We are shocked that 16 percent of the water supplied by Wasa in Dhaka is not clean and as many as 57 city areas are getting contaminated. This has been revealed after Wasa made the admission in a report submitted before the High Court. The cause of the contamination is also outrageous—broken-down supply lines.
This begs the question why this report was submitted after months of public suffering and regular complaints by consumers about the bad quality of water. In April of this year Transparency International Bangladesh’s year-long study found 91 percent Wasa subscribers have to boil the supply water to make it drinkable, burning Tk 332 crore a year burning gas to do so. The report has found that almost half the subscribers do not get the desired amount of water while 35 percent find the water to be of poor quality.
This paper has repeatedly reported on the poor quality of water, quoting city dwellers who are at their tethers end trying to get water from clean sources.
What is clearly a maintenance issue should have been addressed many years ago. The supply lines are as old as 150 years and only less than half (24,000 km out of 60,000 km) has been replaced. Thus more than 50 percent of the network has been waiting for 150 years to be replaced!

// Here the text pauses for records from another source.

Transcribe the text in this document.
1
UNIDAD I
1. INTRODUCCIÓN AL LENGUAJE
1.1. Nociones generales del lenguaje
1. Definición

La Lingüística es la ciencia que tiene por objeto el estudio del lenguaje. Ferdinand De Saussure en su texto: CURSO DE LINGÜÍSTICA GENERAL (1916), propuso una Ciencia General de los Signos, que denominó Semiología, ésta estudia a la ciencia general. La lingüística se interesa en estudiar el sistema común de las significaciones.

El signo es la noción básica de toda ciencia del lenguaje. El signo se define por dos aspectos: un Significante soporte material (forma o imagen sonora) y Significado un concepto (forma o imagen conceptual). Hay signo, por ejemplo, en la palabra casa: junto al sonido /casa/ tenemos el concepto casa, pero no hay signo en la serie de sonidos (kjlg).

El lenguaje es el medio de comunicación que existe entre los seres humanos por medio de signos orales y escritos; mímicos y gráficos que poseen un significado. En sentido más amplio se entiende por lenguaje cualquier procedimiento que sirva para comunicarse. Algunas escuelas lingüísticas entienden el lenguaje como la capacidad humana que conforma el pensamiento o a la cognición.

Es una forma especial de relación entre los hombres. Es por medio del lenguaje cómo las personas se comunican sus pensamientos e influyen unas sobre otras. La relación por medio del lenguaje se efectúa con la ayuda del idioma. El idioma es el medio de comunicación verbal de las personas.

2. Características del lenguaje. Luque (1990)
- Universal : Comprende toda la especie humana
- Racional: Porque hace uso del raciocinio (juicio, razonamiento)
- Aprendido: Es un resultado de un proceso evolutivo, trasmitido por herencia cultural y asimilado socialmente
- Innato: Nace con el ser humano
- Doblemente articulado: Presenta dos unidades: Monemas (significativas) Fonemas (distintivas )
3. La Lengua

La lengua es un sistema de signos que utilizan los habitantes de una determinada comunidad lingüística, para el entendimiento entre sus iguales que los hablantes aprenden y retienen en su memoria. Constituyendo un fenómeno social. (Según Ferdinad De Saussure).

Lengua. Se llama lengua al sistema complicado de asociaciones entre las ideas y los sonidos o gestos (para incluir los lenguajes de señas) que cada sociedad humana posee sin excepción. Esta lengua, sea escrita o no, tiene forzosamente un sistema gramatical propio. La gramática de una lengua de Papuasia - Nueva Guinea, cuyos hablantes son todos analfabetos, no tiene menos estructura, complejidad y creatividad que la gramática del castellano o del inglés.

There can be no justification for such gross neglect of such an essential public service just as there is no excuse for the Wasa managing director to have said less than a month ago, that the Wasa water “is 100 percent pure” although admitting that even he himself has to boil the water sometimes at his home. Since then the MD has admitted his mistake but this hardly provides solace to the public who are at risk of contracting waterborne diseases because of the contamination. The Wasa report based on a World Bank Study has found 80 percent of the household tap water across the country has E-coli contamination.
We are relieved that the court, after a report in this paper about quality of water, ordered the LGRD ministry to form a four-member committee to test the water following a writ petition. Finally, it seems something will be done to address this crisis. Apart from continuous testing of water we urge the government to expedite the replacement and repair of broken supply lines as this is the major factor behind this widespread contamination.